Please note: Chris (aka my editor) likened this blog to a slice of Maggiano’s Zucatta cake. It is deep and rich and should be eaten with slow bites. It is the kind of thing that should possibly be shared, and should not be rushed unless one wants to end up with a stomach ache!
When we spend time with people we pick up their “isms.” “The struggle is real,” is a phrase I have adopted from our newest intern at Restoration Gateway. Most often when using this phrase, she will find an ironic twist to a first world problem and playfully quip, “the struggle is real.” After yesterday’s killer workout, she exclaimed, “the struggle is real!” The next day, (bless her) she admitted, “the toilet struggle is real!” (One too many pistol squats I believe!)
Never have I found more appropriate words to describe this beloved place. In Uganda the struggle is real.
I met a super cool chick in Uganda last spring who endured a devastating adoption story. Her story ended unexpectedly and tragically: She lost the opportunity to move forward with the adoption of her son after a few shorts weeks of knowing him. Today, a bright-eyed, boisterous Ugandan toddler inhabits her home. Another son. Another part of their story.
Five hours north, I visited the grave site of a tiny one month old girl. Her precious family lived two houses down, and were dear friends. No strangers to heartache, they provided strength and understanding after we moved to Restoration Gateway and quickly lost our two children within weeks of arriving. Just one week ago–this same family welcomed a tiny precious infant girl in to their home: Cherish Truly.
The super cool chick and the family from RG no doubt believe the struggle is real. Yet recently, both had especially happy events transpire in their homes.

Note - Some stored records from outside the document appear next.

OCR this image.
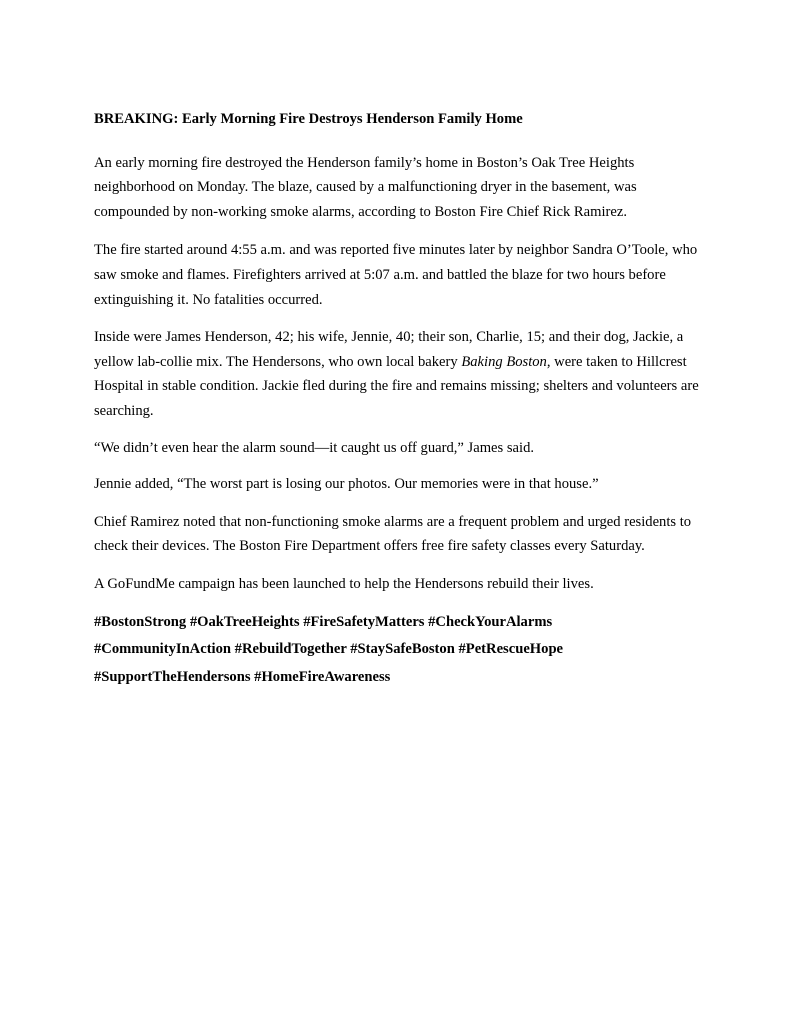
BREAKING: Early Morning Fire Destroys Henderson Family Home

An early morning fire destroyed the Henderson family’s home in Boston’s Oak Tree Heights neighborhood on Monday. The blaze, caused by a malfunctioning dryer in the basement, was compounded by non-working smoke alarms, according to Boston Fire Chief Rick Ramirez.

The fire started around 4:55 a.m. and was reported five minutes later by neighbor Sandra O’Toole, who saw smoke and flames. Firefighters arrived at 5:07 a.m. and battled the blaze for two hours before extinguishing it. No fatalities occurred.

Inside were James Henderson, 42; his wife, Jennie, 40; their son, Charlie, 15; and their dog, Jackie, a yellow lab-collie mix. The Hendersons, who own local bakery Baking Boston, were taken to Hillcrest Hospital in stable condition. Jackie fled during the fire and remains missing; shelters and volunteers are searching.

“We didn’t even hear the alarm sound—it caught us off guard,” James said.

Jennie added, “The worst part is losing our photos. Our memories were in that house.”

Chief Ramirez noted that non-functioning smoke alarms are a frequent problem and urged residents to check their devices. The Boston Fire Department offers free fire safety classes every Saturday.

A GoFundMe campaign has been launched to help the Hendersons rebuild their lives.

#BostonStrong #OakTreeHeights #FireSafetyMatters #CheckYourAlarms
#CommunityInAction #RebuildTogether #StaySafeBoston #PetRescueHope
#SupportTheHendersons #HomeFireAwareness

I thought about all of the Happily Ever After stories that we are told should happen. I started thinking about how TRULY happy I was for the adorable brown-eyed boy…and for the tiny little pink princess born in Canada on Valentine’s day. My next thought was, man, we want and believe we deserve a Happily Ever After story. We might even say these words in response to their hardship: “Wow, God redeemed their broken story!”
But the more I started to think about the word redemption, and the more I started thinking about their stories I thought…nope. That is just not it at all. We want to pretend we know the heart and mind of God. We want to have a happily ever after feel good story, because somehow it makes the pain less painful.
If someone broke in to my home and gutted the place and left me only a broom to clean up the mess they had made; and the next day a brand new fridge and couch arrived at my door step, I would still have experienced a serious violation and loss. One does not REDEEM the other. Simply because something good happens (within the same genre) of the bad we experienced, doesn’t make it a redemptive story.
Wait, doesn’t the good REDEEM the bad? There is good, but it doesn’t negate the bad. Both serve purposes in our lives. Actually I would say, quite inexplicably, God does not apologize for hardship or suffering. He certainly does not say, “sorry about the heartache, here is something good.”
Job lost everything. He is KNOWN for his loss. At the very end of his story it is explained that he remarried and had many sons and daughters and lived an abundant life blessed with good things. Does his prosperity negate the first half of his story? The devastation? The pain? Fourty-two chapters covered the painful story he is known for–it is doubtful he forgot. As a matter of fact I am betting this experience shaped him. He was never the same.
Very often the bad makes US good. We find redemptive PURPOSE in the pain.
There is something about those people that endure the inexplicable. Their journey is almost unfathomable–and yet they still end up choosing the side of God despite the heartache? Those people inspire us. They are authentic in their doubt and pain–which allows us to feel more sane when we have the same doubts and fears. There is something about them…something edgy but irresistible. They bring something to the table of faith that few offer. They make us wonder about our own faith journey. Our guides, if you will, give credence and hope to our own struggle.
I had begun to believe, I must put the pencil down. I needed to stop depressing those around me with another exhausting, heart-breaking story shared along our journey. I have GOT to find at least a small battered bow to put on top. Some strand of happy strung up in twinkling lights. Some sort of silly story providing a smile; anything to prevent you from slamming your computer shut and refusing to have another cup of coffee with me! I want to find happy for fear that my friends, family, and those who bop over to my blog, will lose faith in the God I serve. Cause honestly, the struggle is real.
But friends, the stories of the super cool chick and the Canadians from RG remind me: by telling our stories, we give courage to others. It is our stories and how we respond to hardship in life that draws others in…and points them to a Hope that is beyond our understanding. It is our transformation (the never the sameness) that occurs following our hardship that gives our struggle worth and value. We are not the same. Others are not the same.
Redemption by definition is something reserved for the eternal. But our job is to continue to struggle. In the struggle we find purpose and personal transformation.
In this world…the struggle is real…but take heart, He has overcome the world. John 16:33–JenniEllisCockerhamVersion
I hope to leave you feeling full and satisfied with a bit of a sugar high. Cause everyone needs to enjoy the richness of “blog zucatta cake” every once in a while!